Impact of Difficulty

Basic vs. Advanced: All models performed better on basic tasks (pattern matching, simple recursion) than on advanced tasks (continuations, type inference).
Theory Gap: Performance on Programming Language Theory (PT) questions was notably poor, with weaker models achieving 0% Mastery. This suggests LLMs rely on pattern matching rather than deep theoretical understanding.
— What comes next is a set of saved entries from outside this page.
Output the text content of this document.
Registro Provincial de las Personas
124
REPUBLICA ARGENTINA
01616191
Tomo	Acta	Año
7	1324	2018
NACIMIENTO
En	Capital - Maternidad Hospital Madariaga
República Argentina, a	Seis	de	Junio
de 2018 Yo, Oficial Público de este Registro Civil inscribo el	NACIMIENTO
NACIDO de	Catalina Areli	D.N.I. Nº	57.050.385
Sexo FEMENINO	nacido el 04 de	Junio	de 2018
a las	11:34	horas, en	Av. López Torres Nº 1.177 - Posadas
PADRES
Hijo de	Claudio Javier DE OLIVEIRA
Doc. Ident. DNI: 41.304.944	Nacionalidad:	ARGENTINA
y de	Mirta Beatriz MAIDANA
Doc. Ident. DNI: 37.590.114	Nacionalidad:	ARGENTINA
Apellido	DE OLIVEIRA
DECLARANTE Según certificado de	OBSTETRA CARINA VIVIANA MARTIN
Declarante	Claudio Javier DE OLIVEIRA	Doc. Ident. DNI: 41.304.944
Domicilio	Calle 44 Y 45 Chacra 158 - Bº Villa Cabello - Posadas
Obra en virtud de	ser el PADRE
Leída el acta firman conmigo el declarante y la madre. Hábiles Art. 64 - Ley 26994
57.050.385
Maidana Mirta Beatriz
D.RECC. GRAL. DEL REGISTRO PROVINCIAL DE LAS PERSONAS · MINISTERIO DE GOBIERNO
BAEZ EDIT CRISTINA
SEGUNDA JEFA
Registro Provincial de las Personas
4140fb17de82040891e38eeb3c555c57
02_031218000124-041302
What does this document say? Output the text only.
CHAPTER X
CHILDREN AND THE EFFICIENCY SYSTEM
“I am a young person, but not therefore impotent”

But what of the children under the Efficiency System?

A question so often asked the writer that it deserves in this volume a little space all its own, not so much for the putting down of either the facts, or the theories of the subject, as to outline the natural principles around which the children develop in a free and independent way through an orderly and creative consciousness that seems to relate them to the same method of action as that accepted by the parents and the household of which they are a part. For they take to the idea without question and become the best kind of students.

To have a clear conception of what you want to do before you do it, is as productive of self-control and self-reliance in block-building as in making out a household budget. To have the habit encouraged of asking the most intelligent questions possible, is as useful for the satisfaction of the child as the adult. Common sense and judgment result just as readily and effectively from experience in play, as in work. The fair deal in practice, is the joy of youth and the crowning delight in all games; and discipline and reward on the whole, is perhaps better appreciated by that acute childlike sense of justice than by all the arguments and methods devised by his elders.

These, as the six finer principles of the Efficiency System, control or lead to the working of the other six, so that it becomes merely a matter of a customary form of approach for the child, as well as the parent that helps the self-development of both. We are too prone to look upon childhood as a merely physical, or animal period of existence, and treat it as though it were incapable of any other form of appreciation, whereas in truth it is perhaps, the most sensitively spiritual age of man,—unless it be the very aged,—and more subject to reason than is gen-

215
5. Significance and Implications

For Students: LLMs are powerful but unreliable "one-stop" tools. Students must develop critical assessment skills to detect subtle logical errors and theoretical misconceptions, especially in low-resource languages.
For Instructors:
- Assessments should shift from pure code generation to critique, debugging, and verification tasks.
- Instructors can use these benchmarks to demonstrate LLM limitations to students (e.g., asking students to generate questions that force LLMs to fail).
For Researchers:
- Domain Adaptation: General-purpose LLMs struggle with low-resource languages; there is a need for integrating domain-specific reasoning (e.g., type systems, formal semantics) into LLM training.
- Tool Development: While specialized tools (like BURST) offer guaranteed correctness for narrow tasks, LLMs offer superior adaptability for complex, multi-step reasoning. Future tools should aim to combine the flexibility of LLMs with the precision of formal methods.
- Evaluation Standards: The study advocates for manual grading and quality assessment (readability, constraints) over simple execution-based metrics.

In conclusion, while top-tier LLMs are becoming effective assistants for functional programming, they are not yet perfect substitutes for human instructors or specialized tools. Their performance is highly dependent on the task type (repair > generation > theory) and the model's scale, highlighting the need for continued evolution in both model training and educational pedagogy.